Good Theory,Bad Practice

In the 1950s, two brilliant young economists, Franco Modigliani and Merton Miller, were asked to create a corporate finance curriculum at Carnegie Institute of Technology (now Carnegie Mellon University). Having no experience in the field, the two quickly reviewed the existing literature on the subject and found it to be both inconsistent and counterintuitive. As they sat down to figure things out, a remarkable theory emerged that led to a Nobel Memorial Prize in Economics for Modigliani in 1985 (Miller won the Nobel for economics in 1990) and ushered in the era of modern finance.

Modigliani and Miller's theory showed that, for any given company, its valuation was totally independent of its capital structure. In other words, a firm that is totally financed with equity (i.e., an unleveraged firm) is worth exactly the same as an identical company financed through debt.

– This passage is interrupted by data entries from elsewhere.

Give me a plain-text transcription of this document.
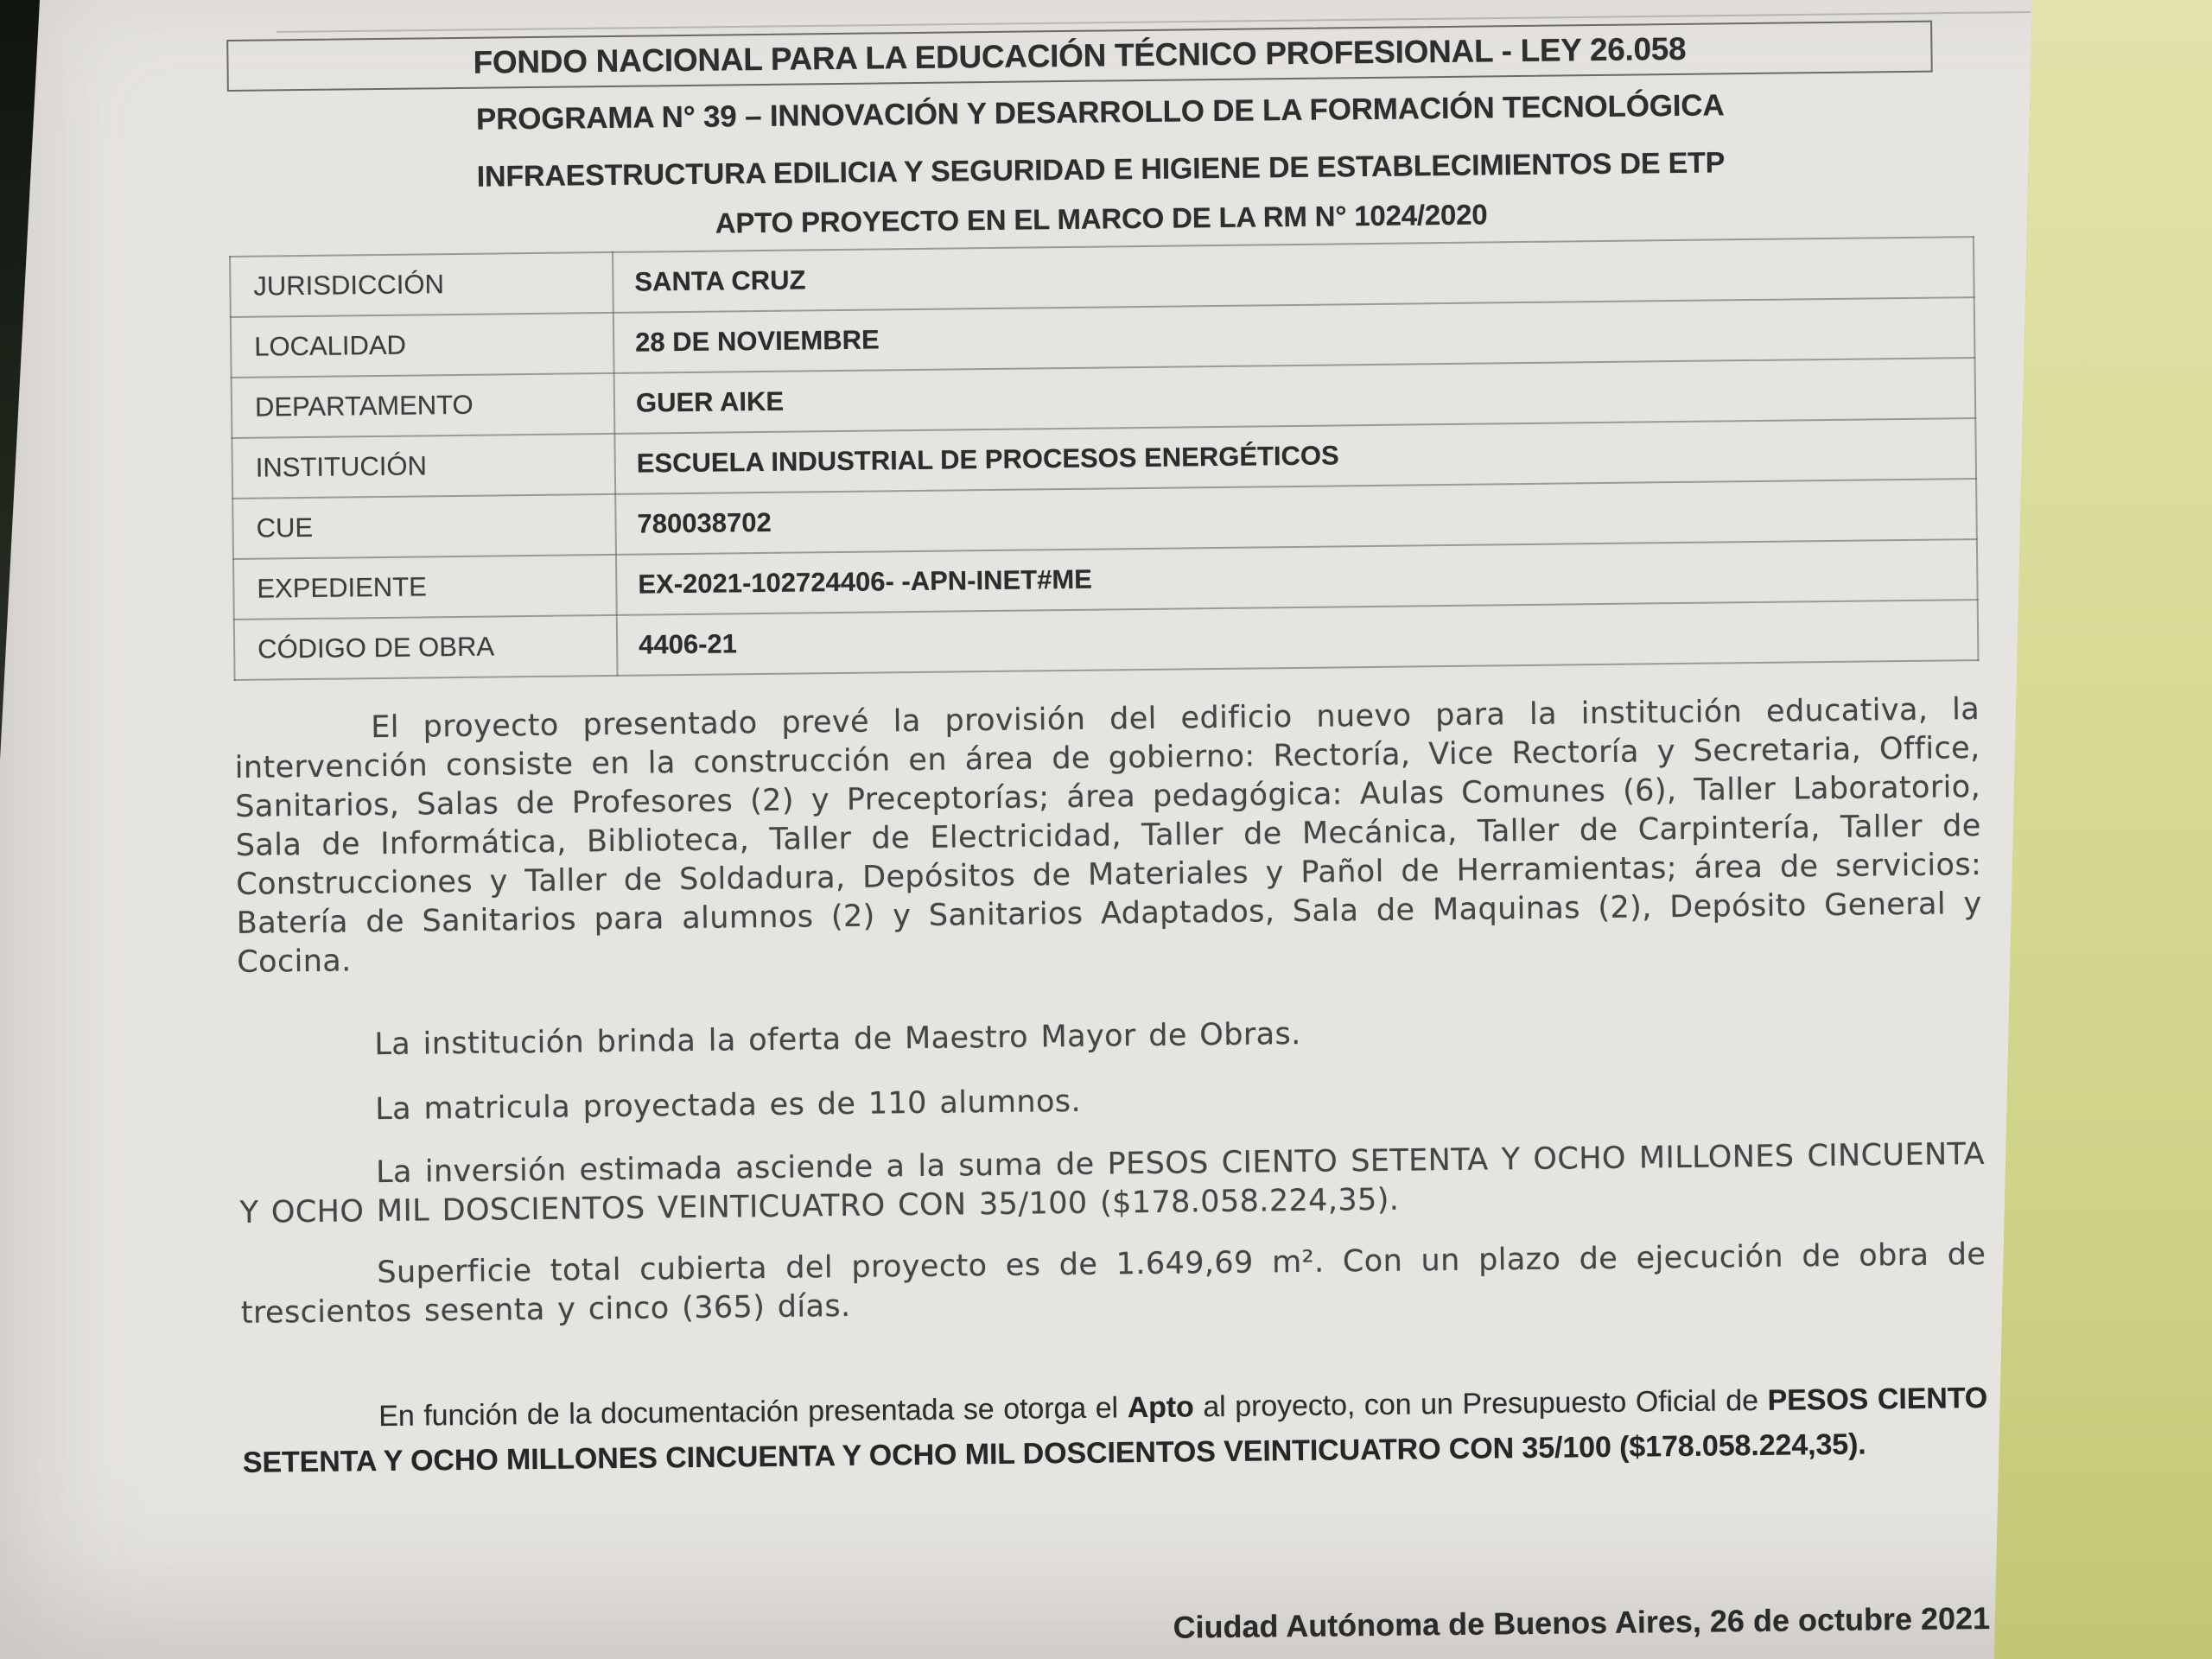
FONDO NACIONAL PARA LA EDUCACIÓN TÉCNICO PROFESIONAL - LEY 26.058
PROGRAMA N° 39 – INNOVACIÓN Y DESARROLLO DE LA FORMACIÓN TECNOLÓGICA
INFRAESTRUCTURA EDILICIA Y SEGURIDAD E HIGIENE DE ESTABLECIMIENTOS DE ETP
APTO PROYECTO EN EL MARCO DE LA RM N° 1024/2020
JURISDICCIÓN	SANTA CRUZ
LOCALIDAD	28 DE NOVIEMBRE
DEPARTAMENTO	GUER AIKE
INSTITUCIÓN	ESCUELA INDUSTRIAL DE PROCESOS ENERGÉTICOS
CUE	780038702
EXPEDIENTE	EX-2021-102724406- -APN-INET#ME
CÓDIGO DE OBRA	4406-21

El proyecto presentado prevé la provisión del edificio nuevo para la institución educativa, la intervención consiste en la construcción en área de gobierno: Rectoría, Vice Rectoría y Secretaria, Office, Sanitarios, Salas de Profesores (2) y Preceptorías; área pedagógica: Aulas Comunes (6), Taller Laboratorio, Sala de Informática, Biblioteca, Taller de Electricidad, Taller de Mecánica, Taller de Carpintería, Taller de Construcciones y Taller de Soldadura, Depósitos de Materiales y Pañol de Herramientas; área de servicios: Batería de Sanitarios para alumnos (2) y Sanitarios Adaptados, Sala de Maquinas (2), Depósito General y Cocina.

La institución brinda la oferta de Maestro Mayor de Obras.

La matricula proyectada es de 110 alumnos.

La inversión estimada asciende a la suma de PESOS CIENTO SETENTA Y OCHO MILLONES CINCUENTA Y OCHO MIL DOSCIENTOS VEINTICUATRO CON 35/100 ($178.058.224,35).

Superficie total cubierta del proyecto es de 1.649,69 m². Con un plazo de ejecución de obra de trescientos sesenta y cinco (365) días.

En función de la documentación presentada se otorga el Apto al proyecto, con un Presupuesto Oficial de PESOS CIENTO SETENTA Y OCHO MILLONES CINCUENTA Y OCHO MIL DOSCIENTOS VEINTICUATRO CON 35/100 ($178.058.224,35).

Ciudad Autónoma de Buenos Aires, 26 de octubre 2021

Their work came out at a serendipitous time. In 1984, Continental Illinois National Bank and Trust Company ran into trouble because of massive loans to the U.S. oil and gas industry. With investors and creditors spooked by rumors that the bank might fail, Continental was shut
out of its usual wholesale funding markets. Rumors
quickly spread about the vulnerability of other banks, which created a credit crunch.

At the same time, investment banks were opening their tills. Michael Milken had recently introduced high-yield bonds, giving corporate borrowers a plethora of new
options. Banks no longer held all the cards when it came to acquiring capital. Over time, rates moved lower and companies borrowed freely from the public debt markets.

Since that time, there have been a number of disruptions: Stocks were torpedoed in 1987. The high-yield market fell apart in 1989; the Russian bond default caused problems in 1998. Technology stocks crashed in the early 2000s. The attacks on the World Trade Center followed in 2001.

In all of these cases, the markets were able to adjust and continue moving forward. Even in this period of huge write-offs and frozen credit, capitalism--like a living organism--will adapt and survive.

A century ago, family offices profited by factoring receivables. I expect that this type of activity will become increasingly popular. We're also likely to see an increase in peer-to-peer lending, helped along by Web sites such as prosper.com. Non-bank banks such as hedge funds will also make capital available. Private equity funds, with billions in commitments, will take the lead in "reflating" bank balance sheets.

After all, as the "M&M" twins of modern finance said, the origin of the capital doesn't matter.